Norman Julian 3rd Dec
I have turned the radiator over to my bodies dismay.
I didn't notice that 4 bolts had no thread left or broken down flush so time was spent getting
the old ones out and retapping new ones that hold these freshly painted black components.
I also braced the overflow pipe so no rattling occurs, Also new gaskets were made but I also made some blanks to go over the top of them.
In the summer we get annoying mud wasps that like to fill any little orifices up with yet more young pesky little buggers.
They build a nest made of mud and lay their young in the middle with paralyzed prey alongside so the young have something to eat when their born.
I don't need these guys getting deep inside this radiator after I have finished it off.
They could get into one of the tubes and block it up.
I don't know how long it will sit before going back onto the bus.
Robert StevensonRobert Stevenson
Looks fantastic.
Are you going to coat the cleaned up alloy?
Norman Julian
Robert Stevenson probably not
Norman Julian 8th Dec
This radiator is very similar to the later OPDY series buses in the way they function.
For those that didn't see that go back together you can see it through this.
First the rubber seal which has an outside dia. of 5/8" and a inside dia. of 3/8" and a depth of 1/4" is made of a special compound that is capable of heat up to 90 deg. C.
The old seals being at least 65 years old were too hard to be of any use so I got these ones made, the same with the OPDY one.
Firstly I grab about 6 "O" rings and roll lube on the rubber which wont hurt it.
I push it into the theaded hole and get it all the way down.
Then I put the threaded brass piece over the tube at both ends.
Then the longest end of the tube gets pushed into the hole which has the seal and gets pushed in far enough that you can get the opposite end of the tube into the brass piece at the opposite end and then get the tube equal at both ends.
Then you tighten the nuts up on the threads and that squashes the rubber seal down to form a seal.
There are 56 tubes to do.
Pablo E. Laredo
I've found "Personal Lube" ideal as it's water based..
John Lidstone
You do fine work.
I'm puzzled, forgive my ignorance, but why is a radiator seal capable of temps up to 90c when radiators' top seals would surely have to contend with beyond 100c (not in design, but through life)?
and what of those seals after such heat?
Intrigued.
Norman Julian
Norman Julian
According to the manual the radiator temperatures can get up to 180 degrees fahrenheit.
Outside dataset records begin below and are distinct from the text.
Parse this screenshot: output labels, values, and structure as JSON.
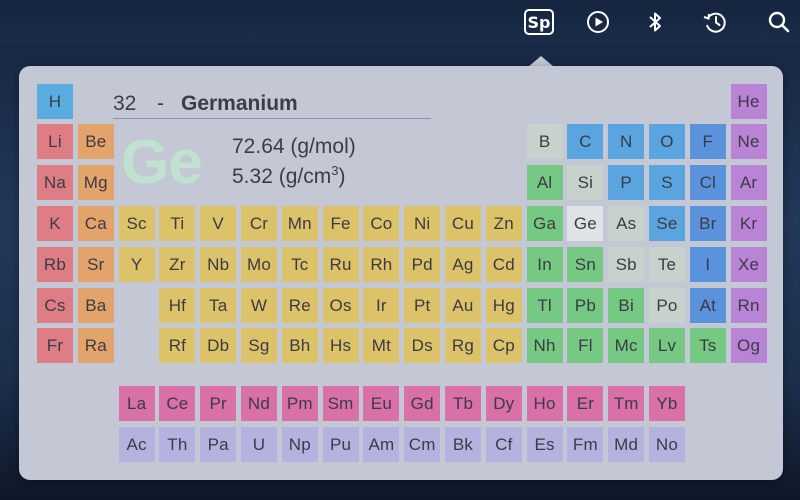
{
  "menubar": {
    "sp_badge_label": "Sp",
    "icons": [
      "play-circle-icon",
      "bluetooth-icon",
      "time-machine-icon",
      "search-icon"
    ]
  },
  "detail": {
    "atomic_number": "32",
    "separator": "-",
    "name": "Germanium",
    "symbol": "Ge",
    "molar_mass": "72.64 (g/mol)",
    "density_prefix": "5.32 (g/cm",
    "density_exp": "3",
    "density_suffix": ")"
  },
  "colors": {
    "hydrogen": "#5aace0",
    "alkali_metal": "#df7d84",
    "alkaline_earth": "#e2a46a",
    "transition_metal": "#dcc268",
    "post_transition": "#dfc86f",
    "metalloid": "#c7d2cc",
    "nonmetal": "#5aa5df",
    "halogen": "#5a93dc",
    "noble_gas": "#b984d5",
    "predicted_metal": "#75c983",
    "lanthanide": "#d970a8",
    "actinide": "#b4b3df",
    "selected": "#dfe3e7",
    "big_symbol": "#bfe3ce"
  },
  "elements": [
    {
      "s": "H",
      "r": 1,
      "c": 1,
      "cat": "h"
    },
    {
      "s": "He",
      "r": 1,
      "c": 18,
      "cat": "ng"
    },
    {
      "s": "Li",
      "r": 2,
      "c": 1,
      "cat": "alk"
    },
    {
      "s": "Be",
      "r": 2,
      "c": 2,
      "cat": "ae"
    },
    {
      "s": "B",
      "r": 2,
      "c": 13,
      "cat": "ml"
    },
    {
      "s": "C",
      "r": 2,
      "c": 14,
      "cat": "nm"
    },
    {
      "s": "N",
      "r": 2,
      "c": 15,
      "cat": "nm"
    },
    {
      "s": "O",
      "r": 2,
      "c": 16,
      "cat": "nm"
    },
    {
      "s": "F",
      "r": 2,
      "c": 17,
      "cat": "hal"
    },
    {
      "s": "Ne",
      "r": 2,
      "c": 18,
      "cat": "ng"
    },
    {
      "s": "Na",
      "r": 3,
      "c": 1,
      "cat": "alk"
    },
    {
      "s": "Mg",
      "r": 3,
      "c": 2,
      "cat": "ae"
    },
    {
      "s": "Al",
      "r": 3,
      "c": 13,
      "cat": "pm"
    },
    {
      "s": "Si",
      "r": 3,
      "c": 14,
      "cat": "ml"
    },
    {
      "s": "P",
      "r": 3,
      "c": 15,
      "cat": "nm"
    },
    {
      "s": "S",
      "r": 3,
      "c": 16,
      "cat": "nm"
    },
    {
      "s": "Cl",
      "r": 3,
      "c": 17,
      "cat": "hal"
    },
    {
      "s": "Ar",
      "r": 3,
      "c": 18,
      "cat": "ng"
    },
    {
      "s": "K",
      "r": 4,
      "c": 1,
      "cat": "alk"
    },
    {
      "s": "Ca",
      "r": 4,
      "c": 2,
      "cat": "ae"
    },
    {
      "s": "Sc",
      "r": 4,
      "c": 3,
      "cat": "tm"
    },
    {
      "s": "Ti",
      "r": 4,
      "c": 4,
      "cat": "tm"
    },
    {
      "s": "V",
      "r": 4,
      "c": 5,
      "cat": "tm"
    },
    {
      "s": "Cr",
      "r": 4,
      "c": 6,
      "cat": "tm"
    },
    {
      "s": "Mn",
      "r": 4,
      "c": 7,
      "cat": "tm"
    },
    {
      "s": "Fe",
      "r": 4,
      "c": 8,
      "cat": "tm"
    },
    {
      "s": "Co",
      "r": 4,
      "c": 9,
      "cat": "tm"
    },
    {
      "s": "Ni",
      "r": 4,
      "c": 10,
      "cat": "tm"
    },
    {
      "s": "Cu",
      "r": 4,
      "c": 11,
      "cat": "tm"
    },
    {
      "s": "Zn",
      "r": 4,
      "c": 12,
      "cat": "tm"
    },
    {
      "s": "Ga",
      "r": 4,
      "c": 13,
      "cat": "pm"
    },
    {
      "s": "Ge",
      "r": 4,
      "c": 14,
      "cat": "sel"
    },
    {
      "s": "As",
      "r": 4,
      "c": 15,
      "cat": "ml"
    },
    {
      "s": "Se",
      "r": 4,
      "c": 16,
      "cat": "nm"
    },
    {
      "s": "Br",
      "r": 4,
      "c": 17,
      "cat": "hal"
    },
    {
      "s": "Kr",
      "r": 4,
      "c": 18,
      "cat": "ng"
    },
    {
      "s": "Rb",
      "r": 5,
      "c": 1,
      "cat": "alk"
    },
    {
      "s": "Sr",
      "r": 5,
      "c": 2,
      "cat": "ae"
    },
    {
      "s": "Y",
      "r": 5,
      "c": 3,
      "cat": "tm"
    },
    {
      "s": "Zr",
      "r": 5,
      "c": 4,
      "cat": "tm"
    },
    {
      "s": "Nb",
      "r": 5,
      "c": 5,
      "cat": "tm"
    },
    {
      "s": "Mo",
      "r": 5,
      "c": 6,
      "cat": "tm"
    },
    {
      "s": "Tc",
      "r": 5,
      "c": 7,
      "cat": "tm"
    },
    {
      "s": "Ru",
      "r": 5,
      "c": 8,
      "cat": "tm"
    },
    {
      "s": "Rh",
      "r": 5,
      "c": 9,
      "cat": "tm"
    },
    {
      "s": "Pd",
      "r": 5,
      "c": 10,
      "cat": "tm"
    },
    {
      "s": "Ag",
      "r": 5,
      "c": 11,
      "cat": "tm"
    },
    {
      "s": "Cd",
      "r": 5,
      "c": 12,
      "cat": "tm"
    },
    {
      "s": "In",
      "r": 5,
      "c": 13,
      "cat": "pm"
    },
    {
      "s": "Sn",
      "r": 5,
      "c": 14,
      "cat": "pm"
    },
    {
      "s": "Sb",
      "r": 5,
      "c": 15,
      "cat": "ml"
    },
    {
      "s": "Te",
      "r": 5,
      "c": 16,
      "cat": "ml"
    },
    {
      "s": "I",
      "r": 5,
      "c": 17,
      "cat": "hal"
    },
    {
      "s": "Xe",
      "r": 5,
      "c": 18,
      "cat": "ng"
    },
    {
      "s": "Cs",
      "r": 6,
      "c": 1,
      "cat": "alk"
    },
    {
      "s": "Ba",
      "r": 6,
      "c": 2,
      "cat": "ae"
    },
    {
      "s": "Hf",
      "r": 6,
      "c": 4,
      "cat": "tm"
    },
    {
      "s": "Ta",
      "r": 6,
      "c": 5,
      "cat": "tm"
    },
    {
      "s": "W",
      "r": 6,
      "c": 6,
      "cat": "tm"
    },
    {
      "s": "Re",
      "r": 6,
      "c": 7,
      "cat": "tm"
    },
    {
      "s": "Os",
      "r": 6,
      "c": 8,
      "cat": "tm"
    },
    {
      "s": "Ir",
      "r": 6,
      "c": 9,
      "cat": "tm"
    },
    {
      "s": "Pt",
      "r": 6,
      "c": 10,
      "cat": "tm"
    },
    {
      "s": "Au",
      "r": 6,
      "c": 11,
      "cat": "tm"
    },
    {
      "s": "Hg",
      "r": 6,
      "c": 12,
      "cat": "tm"
    },
    {
      "s": "Tl",
      "r": 6,
      "c": 13,
      "cat": "pm"
    },
    {
      "s": "Pb",
      "r": 6,
      "c": 14,
      "cat": "pm"
    },
    {
      "s": "Bi",
      "r": 6,
      "c": 15,
      "cat": "pm"
    },
    {
      "s": "Po",
      "r": 6,
      "c": 16,
      "cat": "ml"
    },
    {
      "s": "At",
      "r": 6,
      "c": 17,
      "cat": "hal"
    },
    {
      "s": "Rn",
      "r": 6,
      "c": 18,
      "cat": "ng"
    },
    {
      "s": "Fr",
      "r": 7,
      "c": 1,
      "cat": "alk"
    },
    {
      "s": "Ra",
      "r": 7,
      "c": 2,
      "cat": "ae"
    },
    {
      "s": "Rf",
      "r": 7,
      "c": 4,
      "cat": "tm"
    },
    {
      "s": "Db",
      "r": 7,
      "c": 5,
      "cat": "tm"
    },
    {
      "s": "Sg",
      "r": 7,
      "c": 6,
      "cat": "tm"
    },
    {
      "s": "Bh",
      "r": 7,
      "c": 7,
      "cat": "tm"
    },
    {
      "s": "Hs",
      "r": 7,
      "c": 8,
      "cat": "tm"
    },
    {
      "s": "Mt",
      "r": 7,
      "c": 9,
      "cat": "tm"
    },
    {
      "s": "Ds",
      "r": 7,
      "c": 10,
      "cat": "tm"
    },
    {
      "s": "Rg",
      "r": 7,
      "c": 11,
      "cat": "tm"
    },
    {
      "s": "Cp",
      "r": 7,
      "c": 12,
      "cat": "tm"
    },
    {
      "s": "Nh",
      "r": 7,
      "c": 13,
      "cat": "pm"
    },
    {
      "s": "Fl",
      "r": 7,
      "c": 14,
      "cat": "pm"
    },
    {
      "s": "Mc",
      "r": 7,
      "c": 15,
      "cat": "pm"
    },
    {
      "s": "Lv",
      "r": 7,
      "c": 16,
      "cat": "pm"
    },
    {
      "s": "Ts",
      "r": 7,
      "c": 17,
      "cat": "pm"
    },
    {
      "s": "Og",
      "r": 7,
      "c": 18,
      "cat": "ng"
    },
    {
      "s": "La",
      "r": 9,
      "c": 3,
      "cat": "lan"
    },
    {
      "s": "Ce",
      "r": 9,
      "c": 4,
      "cat": "lan"
    },
    {
      "s": "Pr",
      "r": 9,
      "c": 5,
      "cat": "lan"
    },
    {
      "s": "Nd",
      "r": 9,
      "c": 6,
      "cat": "lan"
    },
    {
      "s": "Pm",
      "r": 9,
      "c": 7,
      "cat": "lan"
    },
    {
      "s": "Sm",
      "r": 9,
      "c": 8,
      "cat": "lan"
    },
    {
      "s": "Eu",
      "r": 9,
      "c": 9,
      "cat": "lan"
    },
    {
      "s": "Gd",
      "r": 9,
      "c": 10,
      "cat": "lan"
    },
    {
      "s": "Tb",
      "r": 9,
      "c": 11,
      "cat": "lan"
    },
    {
      "s": "Dy",
      "r": 9,
      "c": 12,
      "cat": "lan"
    },
    {
      "s": "Ho",
      "r": 9,
      "c": 13,
      "cat": "lan"
    },
    {
      "s": "Er",
      "r": 9,
      "c": 14,
      "cat": "lan"
    },
    {
      "s": "Tm",
      "r": 9,
      "c": 15,
      "cat": "lan"
    },
    {
      "s": "Yb",
      "r": 9,
      "c": 16,
      "cat": "lan"
    },
    {
      "s": "Ac",
      "r": 10,
      "c": 3,
      "cat": "act"
    },
    {
      "s": "Th",
      "r": 10,
      "c": 4,
      "cat": "act"
    },
    {
      "s": "Pa",
      "r": 10,
      "c": 5,
      "cat": "act"
    },
    {
      "s": "U",
      "r": 10,
      "c": 6,
      "cat": "act"
    },
    {
      "s": "Np",
      "r": 10,
      "c": 7,
      "cat": "act"
    },
    {
      "s": "Pu",
      "r": 10,
      "c": 8,
      "cat": "act"
    },
    {
      "s": "Am",
      "r": 10,
      "c": 9,
      "cat": "act"
    },
    {
      "s": "Cm",
      "r": 10,
      "c": 10,
      "cat": "act"
    },
    {
      "s": "Bk",
      "r": 10,
      "c": 11,
      "cat": "act"
    },
    {
      "s": "Cf",
      "r": 10,
      "c": 12,
      "cat": "act"
    },
    {
      "s": "Es",
      "r": 10,
      "c": 13,
      "cat": "act"
    },
    {
      "s": "Fm",
      "r": 10,
      "c": 14,
      "cat": "act"
    },
    {
      "s": "Md",
      "r": 10,
      "c": 15,
      "cat": "act"
    },
    {
      "s": "No",
      "r": 10,
      "c": 16,
      "cat": "act"
    }
  ]
}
That converts to around 82 degrees cel.
Rubber when exposed to prolonged heat will go rock hard with heat and age.
Norman Julian 9th Dec,
Apart from the front grill which covers these tubes this job is finally done! The grill is fairly ordinary.
A fair bit of thinking to be done on how to attack that job.
One more radiator to do and I have done the set.
For now though I want to start on the back of the bus which includes reinstalling the route number box mechanism, place new panelling on and making the new staircase.
Stuart Brown
Very nice
Norman Julian
Just to answer the question on the screws in the Leyland badge, they will be painted black so they blend in with the rest.
Fred Holland
You have done a great job on it Norm.
Norman Julian 20 Dec
I have looked at this and I have decided to make a new one.
I could try and straighten the verticle fins but at the end of the day it will still be ordinary to look at.
The thing I can't fix is the position of the ones that sit near the mounting holes.
I will still have to do something with those anyway.
Some sit right over the top of the mounting holes and have been pushed out of the way to put screws in.
I wont bother making the folded over type fins.
I will just use solid steel ones.
I know it will be heavier but the later model radiators do it this way.
Comparing this one which has 52 verticle fins with the TS7 which has 34 the weight will probably balance out anyway.
The TS7 fins being further apart fit much better between the mounting holes.
I will save the round flange which the crank handle goes through to put back on the new one.